Investigators conducted an industry-sponsored phase 3 study comparing rucaparib to physician's choice of therapy (docetaxel, abiraterone acetate, or enzalutamide) in men with MCRPC with BRCA or ATM alterations. Eligible patients had disease progression after treatment with a second-generation androgen receptor pathway inhibitor (ARPI); previous treatment with a taxane chemotherapy was permitted. Crossover to rucaparib at time of progression was permitted. Of 405 patients who underwent randomization (2:1), approximately 75% had a BRCA alteration and 22% had received prior docetaxel.

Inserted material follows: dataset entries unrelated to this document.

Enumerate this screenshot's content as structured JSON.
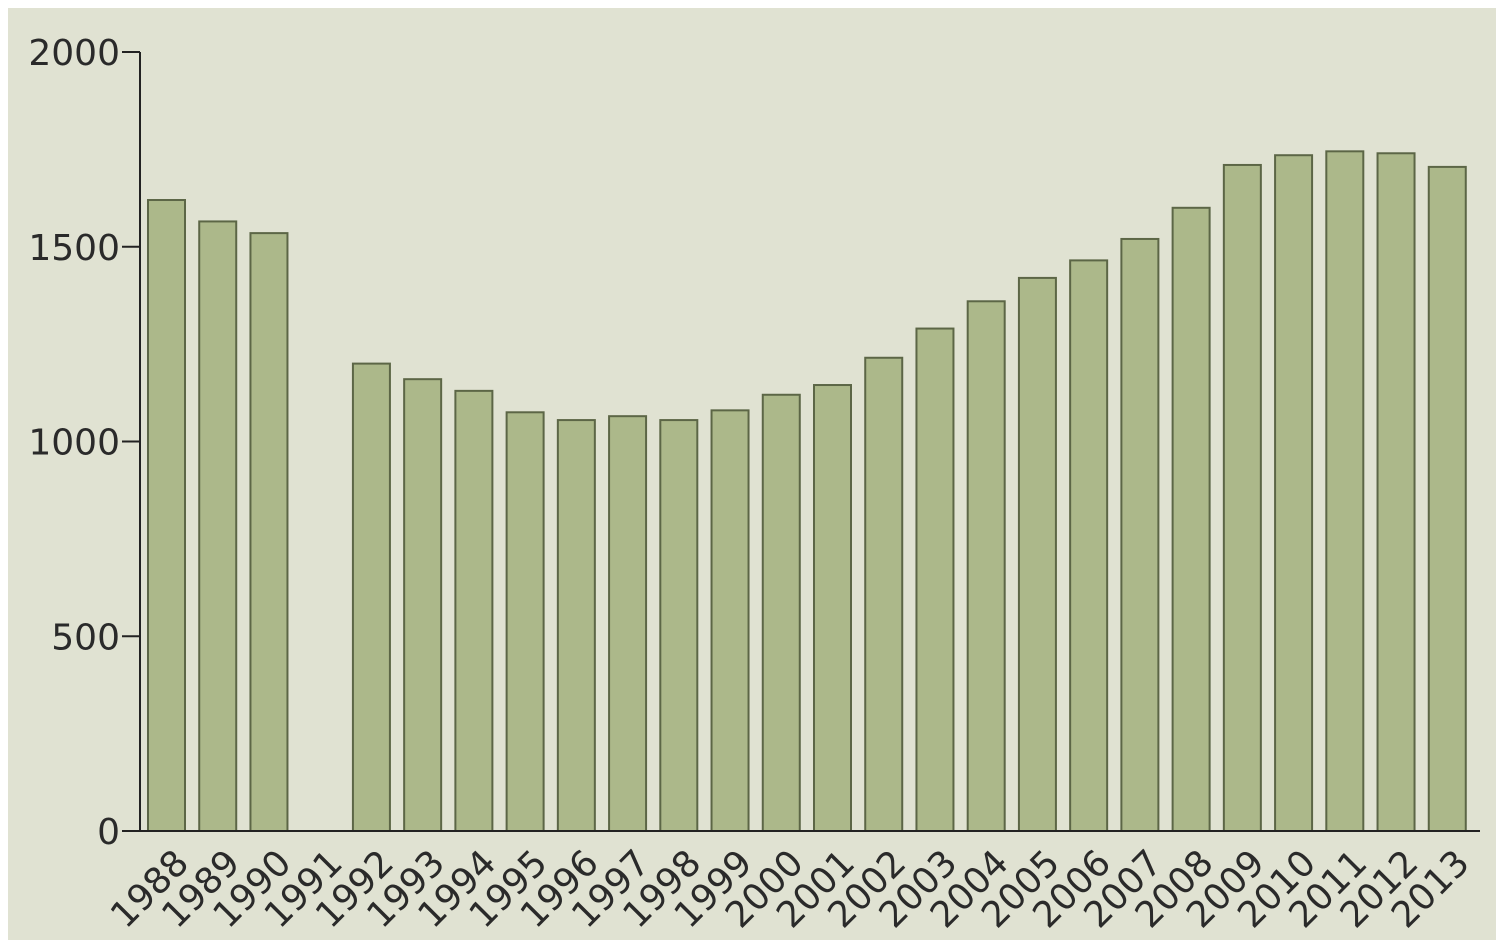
{
  "colors": {
    "background": "#e0e2d2",
    "bar_fill": "#acb88a",
    "bar_stroke": "#5c6646",
    "axis": "#222222",
    "text": "#2a2a2a"
  },
  "chart_data": {
    "type": "bar",
    "title": "",
    "xlabel": "",
    "ylabel": "",
    "categories": [
      "1988",
      "1989",
      "1990",
      "1991",
      "1992",
      "1993",
      "1994",
      "1995",
      "1996",
      "1997",
      "1998",
      "1999",
      "2000",
      "2001",
      "2002",
      "2003",
      "2004",
      "2005",
      "2006",
      "2007",
      "2008",
      "2009",
      "2010",
      "2011",
      "2012",
      "2013"
    ],
    "values": [
      1620,
      1565,
      1535,
      null,
      1200,
      1160,
      1130,
      1075,
      1055,
      1065,
      1055,
      1080,
      1120,
      1145,
      1215,
      1290,
      1360,
      1420,
      1465,
      1520,
      1600,
      1710,
      1735,
      1745,
      1740,
      1705
    ],
    "ylim": [
      0,
      2000
    ],
    "yticks": [
      "0",
      "500",
      "1000",
      "1500",
      "2000"
    ],
    "ytick_values": [
      0,
      500,
      1000,
      1500,
      2000
    ],
    "grid": false,
    "legend": "none"
  }
}
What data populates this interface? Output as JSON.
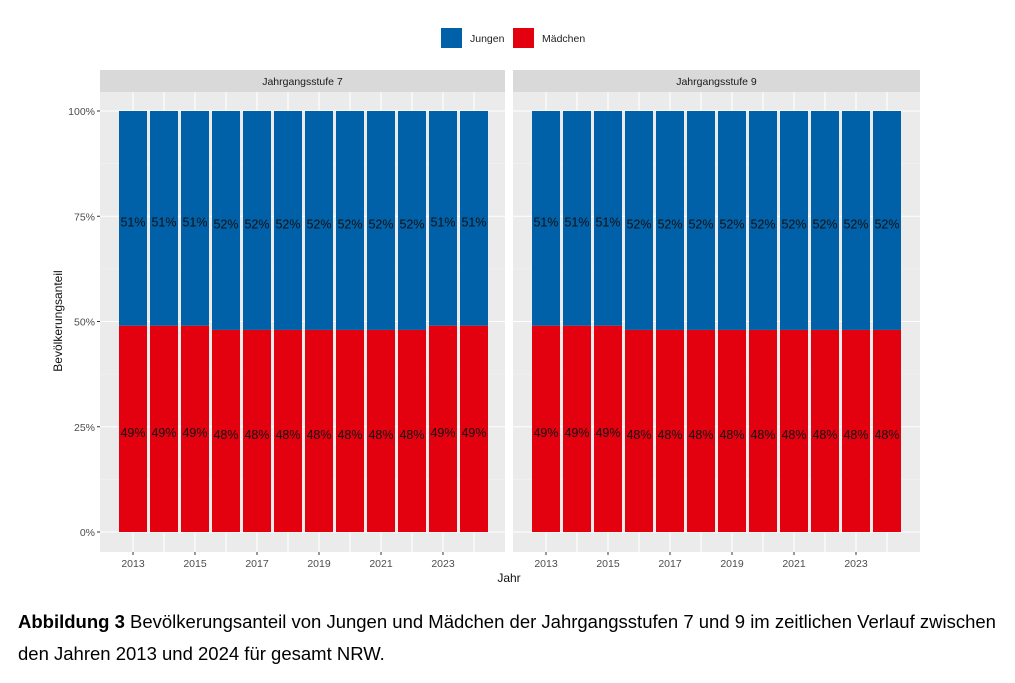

At a median 62 months of follow-up, imaging-based progression-free survival (PFS) — the primary outcome — was significantly longer in the rucaparib arm than the standard-of-care arm both in the BRCA subgroup (median, 11.2 vs. 6.4 months; hazard ratio, 0.50; P<0.001) and in the intention-to-treat population (median, 10.2 vs. 6.4 months; HR 0.61; P<0.001). An exploratory analysis of patients with ATM alterations showed no statistical difference in PFS between treatment arms. Side effects from all treatments were consistent with previous reports.
Fizazi K et al. Rucaparib or physician's choice in metastatic prostate cancer. N Engl J Med 2023 Feb 16; 388:719. (https://doi.org/10.1056/NEJMoa2214676)
Comment
These investigators are to be congratulated for the use of an active control arm, in contrast to many current trials that limit the control arm to the alternative ARPI, which is increasingly viewed as less than optimal. This study supports the use of rucaparib in patients with MCRPC with BRCA alterations who have disease progression following initial management with ADT/intensification.